III

VACILACIÓN

EL conde volvió a llamar al joven inglés por Luis Adell, y un día de verano Hugo fue a Caserras.

En la era del pueblo un soldado hacía dar vueltas a un caballo en una pista redonda. El soldado sujetaba al caballo con una cuerda larga que tenía en la mano izquierda y con la derecha le amenazaba con el látigo.

En un portal de Caserras había dos chicos: uno sostenía una ballesta y el otro la estaba componiendo.

Hugo y Adell entraron en la casa donde vivía el conde y esperaron.

Hugo oyó que el conde paseaba dando golpes con el bastón en el suelo y cantando la letanía. Entraron en el cuarto del conde. El cuarto era una sala de pueblo, blanqueada, con muebles pobres. En una de las paredes había un repostero moderno con las armas de los Españas y dos lemas: Nulla vis mundi me inmutabit emendando credendo. Comminges et Foix.

El general se hallaba en aquel momento solo en su casa, y como parecía tener gusto en la soledad, le despidió a Adell. Se encontraba ensimismado y pensativo. Le preguntó a Hugo qué se hablaba, qué se decía, y escuchó atentamente.

—Me reprochan —dijo luego— que no sigo las operaciones. ¿Para qué? La partida está perdida para nosotros. Espartero es el amo de la situación. Si no acaba la guerra, es porque no quiere.

—¿Lo cree usted así, mi general?

—Sí, el día que mande un ejército por el Alto Aragón a unirse con el ejército cristino de Cataluña, quedamos todos aislados, y ¡a morir! Pero no hablemos del momento actual. No se ha de adelantar nada.

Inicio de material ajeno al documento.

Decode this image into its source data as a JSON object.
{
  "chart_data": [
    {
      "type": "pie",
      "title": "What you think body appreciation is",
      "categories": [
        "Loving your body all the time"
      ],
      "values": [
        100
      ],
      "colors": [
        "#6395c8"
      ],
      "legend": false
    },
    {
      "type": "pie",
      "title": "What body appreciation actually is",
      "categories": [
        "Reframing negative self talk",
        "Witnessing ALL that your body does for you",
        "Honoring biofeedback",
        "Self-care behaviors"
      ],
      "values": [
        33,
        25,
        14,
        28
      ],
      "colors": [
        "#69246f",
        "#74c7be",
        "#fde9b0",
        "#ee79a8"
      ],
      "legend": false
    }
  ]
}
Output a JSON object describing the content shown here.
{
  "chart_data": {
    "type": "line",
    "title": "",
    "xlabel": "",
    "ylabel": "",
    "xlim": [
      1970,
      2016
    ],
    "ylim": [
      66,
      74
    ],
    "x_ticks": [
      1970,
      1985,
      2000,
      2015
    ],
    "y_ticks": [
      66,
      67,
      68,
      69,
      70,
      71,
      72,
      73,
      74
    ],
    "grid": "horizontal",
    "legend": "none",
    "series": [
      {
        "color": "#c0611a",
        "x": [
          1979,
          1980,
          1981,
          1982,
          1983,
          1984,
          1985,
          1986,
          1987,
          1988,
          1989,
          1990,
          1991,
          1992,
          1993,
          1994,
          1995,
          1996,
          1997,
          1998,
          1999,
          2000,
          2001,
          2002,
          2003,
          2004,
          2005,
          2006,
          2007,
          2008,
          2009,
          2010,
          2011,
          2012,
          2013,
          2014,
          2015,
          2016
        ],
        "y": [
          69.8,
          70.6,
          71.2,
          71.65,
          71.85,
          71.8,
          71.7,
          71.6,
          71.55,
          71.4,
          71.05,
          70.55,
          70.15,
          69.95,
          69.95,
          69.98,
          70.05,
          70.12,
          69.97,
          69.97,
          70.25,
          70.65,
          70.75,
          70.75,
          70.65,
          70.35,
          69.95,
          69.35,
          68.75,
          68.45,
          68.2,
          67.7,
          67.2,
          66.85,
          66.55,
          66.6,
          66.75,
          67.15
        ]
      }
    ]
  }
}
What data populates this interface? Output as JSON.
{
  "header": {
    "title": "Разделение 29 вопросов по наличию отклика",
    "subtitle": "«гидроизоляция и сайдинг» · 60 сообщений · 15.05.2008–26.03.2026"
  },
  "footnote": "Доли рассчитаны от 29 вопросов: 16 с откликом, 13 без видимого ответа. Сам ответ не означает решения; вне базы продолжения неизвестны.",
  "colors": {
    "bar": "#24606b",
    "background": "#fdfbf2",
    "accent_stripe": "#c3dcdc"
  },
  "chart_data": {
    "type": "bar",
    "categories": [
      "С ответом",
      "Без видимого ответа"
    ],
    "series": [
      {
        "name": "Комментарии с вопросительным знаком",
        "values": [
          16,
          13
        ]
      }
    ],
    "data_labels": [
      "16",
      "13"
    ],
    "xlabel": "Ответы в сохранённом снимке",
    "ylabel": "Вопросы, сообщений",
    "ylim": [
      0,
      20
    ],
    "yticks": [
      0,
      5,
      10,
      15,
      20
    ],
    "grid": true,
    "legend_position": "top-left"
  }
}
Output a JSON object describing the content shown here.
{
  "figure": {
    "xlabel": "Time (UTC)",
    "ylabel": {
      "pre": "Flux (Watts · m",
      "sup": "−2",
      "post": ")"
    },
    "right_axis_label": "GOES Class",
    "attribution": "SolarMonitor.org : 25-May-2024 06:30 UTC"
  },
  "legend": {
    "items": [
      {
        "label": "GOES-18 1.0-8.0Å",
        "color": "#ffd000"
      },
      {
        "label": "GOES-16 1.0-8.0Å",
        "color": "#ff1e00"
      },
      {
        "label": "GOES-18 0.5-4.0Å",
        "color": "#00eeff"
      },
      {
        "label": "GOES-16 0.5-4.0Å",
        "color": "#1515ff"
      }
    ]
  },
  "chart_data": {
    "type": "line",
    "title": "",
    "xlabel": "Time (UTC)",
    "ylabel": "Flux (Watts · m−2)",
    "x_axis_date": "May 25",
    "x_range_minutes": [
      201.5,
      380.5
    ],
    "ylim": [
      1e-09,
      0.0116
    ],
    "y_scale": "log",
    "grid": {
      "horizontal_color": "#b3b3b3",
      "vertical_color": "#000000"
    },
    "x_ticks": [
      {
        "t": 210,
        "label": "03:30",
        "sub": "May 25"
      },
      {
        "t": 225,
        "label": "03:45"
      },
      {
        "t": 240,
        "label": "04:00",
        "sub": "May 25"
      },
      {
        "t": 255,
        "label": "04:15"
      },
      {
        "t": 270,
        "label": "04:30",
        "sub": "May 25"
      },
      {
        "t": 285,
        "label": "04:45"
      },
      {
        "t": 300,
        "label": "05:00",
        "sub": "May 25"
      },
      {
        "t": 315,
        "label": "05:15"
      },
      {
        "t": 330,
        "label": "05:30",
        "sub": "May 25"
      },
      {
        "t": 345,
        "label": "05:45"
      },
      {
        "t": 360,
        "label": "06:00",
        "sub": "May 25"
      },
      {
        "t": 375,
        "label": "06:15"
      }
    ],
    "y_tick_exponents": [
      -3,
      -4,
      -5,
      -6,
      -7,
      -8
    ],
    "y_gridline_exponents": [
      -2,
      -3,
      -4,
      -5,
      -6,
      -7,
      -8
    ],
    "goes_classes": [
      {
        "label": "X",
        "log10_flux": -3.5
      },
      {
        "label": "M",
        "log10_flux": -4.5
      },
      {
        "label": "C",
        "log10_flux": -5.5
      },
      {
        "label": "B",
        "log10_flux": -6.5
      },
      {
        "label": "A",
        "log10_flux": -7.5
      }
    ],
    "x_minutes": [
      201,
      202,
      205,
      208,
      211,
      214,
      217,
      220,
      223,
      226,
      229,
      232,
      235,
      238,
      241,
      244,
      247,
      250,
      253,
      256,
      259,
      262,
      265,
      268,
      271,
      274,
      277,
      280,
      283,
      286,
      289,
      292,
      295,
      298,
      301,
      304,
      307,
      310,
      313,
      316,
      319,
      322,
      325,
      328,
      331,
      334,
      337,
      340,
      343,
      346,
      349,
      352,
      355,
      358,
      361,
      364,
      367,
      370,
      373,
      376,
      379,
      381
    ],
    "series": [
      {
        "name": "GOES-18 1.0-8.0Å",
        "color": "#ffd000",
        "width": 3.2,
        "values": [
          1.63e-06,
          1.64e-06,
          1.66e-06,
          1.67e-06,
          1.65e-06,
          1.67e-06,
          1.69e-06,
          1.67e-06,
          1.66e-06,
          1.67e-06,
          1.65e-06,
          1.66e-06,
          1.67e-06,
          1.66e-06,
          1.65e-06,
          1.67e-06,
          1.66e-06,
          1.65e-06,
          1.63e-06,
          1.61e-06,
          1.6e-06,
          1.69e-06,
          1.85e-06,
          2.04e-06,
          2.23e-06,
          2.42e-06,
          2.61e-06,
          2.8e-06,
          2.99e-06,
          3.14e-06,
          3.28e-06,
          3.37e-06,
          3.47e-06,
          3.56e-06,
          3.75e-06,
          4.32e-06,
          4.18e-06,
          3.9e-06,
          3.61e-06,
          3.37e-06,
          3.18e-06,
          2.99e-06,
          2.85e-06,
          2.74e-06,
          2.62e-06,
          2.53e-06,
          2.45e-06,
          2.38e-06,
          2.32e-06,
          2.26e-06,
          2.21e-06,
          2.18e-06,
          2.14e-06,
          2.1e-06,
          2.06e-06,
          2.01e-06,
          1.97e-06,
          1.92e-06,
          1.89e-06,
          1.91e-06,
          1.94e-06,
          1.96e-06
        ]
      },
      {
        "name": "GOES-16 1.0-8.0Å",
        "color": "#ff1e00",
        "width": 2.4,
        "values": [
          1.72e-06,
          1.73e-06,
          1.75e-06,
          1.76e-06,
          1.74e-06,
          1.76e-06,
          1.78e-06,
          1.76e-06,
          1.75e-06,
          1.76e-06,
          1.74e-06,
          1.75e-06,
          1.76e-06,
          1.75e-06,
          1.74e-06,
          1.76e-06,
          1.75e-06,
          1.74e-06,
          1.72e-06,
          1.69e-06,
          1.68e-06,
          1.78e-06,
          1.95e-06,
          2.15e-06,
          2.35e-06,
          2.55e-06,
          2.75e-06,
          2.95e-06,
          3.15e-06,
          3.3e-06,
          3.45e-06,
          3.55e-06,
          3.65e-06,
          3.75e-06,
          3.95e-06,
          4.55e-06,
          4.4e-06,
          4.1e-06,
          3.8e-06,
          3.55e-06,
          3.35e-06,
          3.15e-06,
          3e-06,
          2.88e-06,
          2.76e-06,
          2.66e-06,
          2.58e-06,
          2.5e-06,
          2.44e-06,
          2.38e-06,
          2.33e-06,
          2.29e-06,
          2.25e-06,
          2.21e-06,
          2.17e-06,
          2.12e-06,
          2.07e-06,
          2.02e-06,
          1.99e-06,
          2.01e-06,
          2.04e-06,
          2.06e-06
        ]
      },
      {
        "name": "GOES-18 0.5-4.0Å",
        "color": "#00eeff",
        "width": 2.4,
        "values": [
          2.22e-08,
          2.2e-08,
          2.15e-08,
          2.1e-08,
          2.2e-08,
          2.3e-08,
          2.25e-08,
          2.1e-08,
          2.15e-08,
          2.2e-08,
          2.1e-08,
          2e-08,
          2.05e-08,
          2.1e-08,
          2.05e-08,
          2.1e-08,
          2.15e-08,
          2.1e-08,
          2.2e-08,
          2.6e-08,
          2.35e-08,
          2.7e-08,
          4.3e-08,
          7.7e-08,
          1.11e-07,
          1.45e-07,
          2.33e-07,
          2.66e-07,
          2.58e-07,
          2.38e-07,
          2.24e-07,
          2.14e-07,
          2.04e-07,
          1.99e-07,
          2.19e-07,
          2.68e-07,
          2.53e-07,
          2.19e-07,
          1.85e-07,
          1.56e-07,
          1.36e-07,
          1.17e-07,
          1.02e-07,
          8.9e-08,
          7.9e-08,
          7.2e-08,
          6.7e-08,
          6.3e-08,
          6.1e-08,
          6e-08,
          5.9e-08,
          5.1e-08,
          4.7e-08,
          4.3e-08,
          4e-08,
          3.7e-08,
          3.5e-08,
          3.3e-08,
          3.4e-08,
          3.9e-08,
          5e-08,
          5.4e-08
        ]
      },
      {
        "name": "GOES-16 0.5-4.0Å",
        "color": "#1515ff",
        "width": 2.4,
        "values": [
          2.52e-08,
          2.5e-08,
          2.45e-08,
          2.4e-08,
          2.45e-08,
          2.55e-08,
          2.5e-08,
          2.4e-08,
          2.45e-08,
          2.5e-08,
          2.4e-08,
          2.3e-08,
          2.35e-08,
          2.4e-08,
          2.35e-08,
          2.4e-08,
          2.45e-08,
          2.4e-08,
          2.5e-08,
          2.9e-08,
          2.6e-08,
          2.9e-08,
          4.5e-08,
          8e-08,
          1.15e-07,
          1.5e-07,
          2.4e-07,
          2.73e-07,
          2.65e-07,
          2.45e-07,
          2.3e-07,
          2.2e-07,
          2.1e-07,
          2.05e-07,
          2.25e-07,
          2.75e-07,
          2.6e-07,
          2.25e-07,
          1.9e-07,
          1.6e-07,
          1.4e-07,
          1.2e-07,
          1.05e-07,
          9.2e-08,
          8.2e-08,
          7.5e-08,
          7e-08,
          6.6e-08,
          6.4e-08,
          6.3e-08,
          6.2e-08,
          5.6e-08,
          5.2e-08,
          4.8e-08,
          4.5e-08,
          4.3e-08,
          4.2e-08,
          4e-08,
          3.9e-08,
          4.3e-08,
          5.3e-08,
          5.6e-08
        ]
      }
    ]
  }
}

El conde se dedicó a filosofar; pensaba en su vida. No sabía si su vida había sido útil o no.

—¿Cómo se puede saber —dijo— si se tiene razón y hasta qué punto se tiene razón? Yo muchas veces dudo de todo. Ya me ves a mí, francés y en parte incrédulo, haciendo el papel de español y de fanático. Cierto, el instinto me lleva y me arrastra; pero ¿debe uno fiarse del instinto? Hay momentos, créelo, hijo mío, en que uno quisiera estar muerto. Todo el mundo me acusa de cruel y de insensato. Soy un tigre, el tigre de Cataluña. ¿Qué voy a hacer? ¿Voy a dejar mi cargo, abandonarlo todo e irme a un convento? ¿Es que la causa que defiendo es falsa, es que yo soy perjudicial? Entonces, que me fusilen y me entierren.

El conde de España aseguró que se le atribuían muchos horrores, pero que no todos eran de su propiedad.

El conde miraba a Hugo con confianza y Hugo miraba al conde con la misma confianza.

La expresión de Hugo, que no sabía disimular, quería decir al conde:

—He venido a contemplar un monstruo y he encontrado un hombre.

Al mismo tiempo quería decir:

—La cara de este hombre no parece indicar la cantidad de horrores que se cuentan de él.

—A mí me reprochan también que he cambiado, siguió diciendo el conde. Cierto que he cambiado; en tiempo de la guerra de la Independencia creía en la sabiduría de la Constitución, y después no he creído en ella. Pero ¿quién no ha cambiado? Yo he visto París de chico lleno de revolucionarios; los hombres y las mujeres llevaban gorro frigio y vitoreaban a la República, y he visto París hace dieciséis años y todos eran legitimistas y realistas y aplaudían a Luis XVIII, ahora todos son liberales. ¿Qué es lo que no cambia?

El conde contó cómo había estado hacía quince años en París a visitar a Talleyrand para explicarle por qué era conveniente la intervención en España en 1823. Talleyrand escuchó distraído, moviendo la cabeza con ademanes negativos. Después le dijo el ex obispo de Autum que jamás había sentido una impresión de mayor satisfacción que cuando los aliados sitiaban París, y tuvo una conferencia con Luis XVIII y con Fouché, dos hombres con quien se podía hablar.

Para el conde de España, esta reunión de un ex obispo y de un oratoriano, los dos regicidas, con el rey, escéptico y amigo de burlas, era como el símbolo de la Revolución.

Dijo que Talleyrand no tenía gran entusiasmo por Metternich. Lo consideraba hombre de suerte, a quien todo le había salido bien, que no había tenido alternativas, ni sabía lo que era la vida. El diplomático francés consideraba a Metternich como un aristócrata petulante y de un talento vulgar, ensoberbecido con su fama de diplomático conservador.

—En el dedo meñique de Mirabeau o de Dantón había más diplomacia genial que en la cabeza de ese principillo austríaco —le dijo.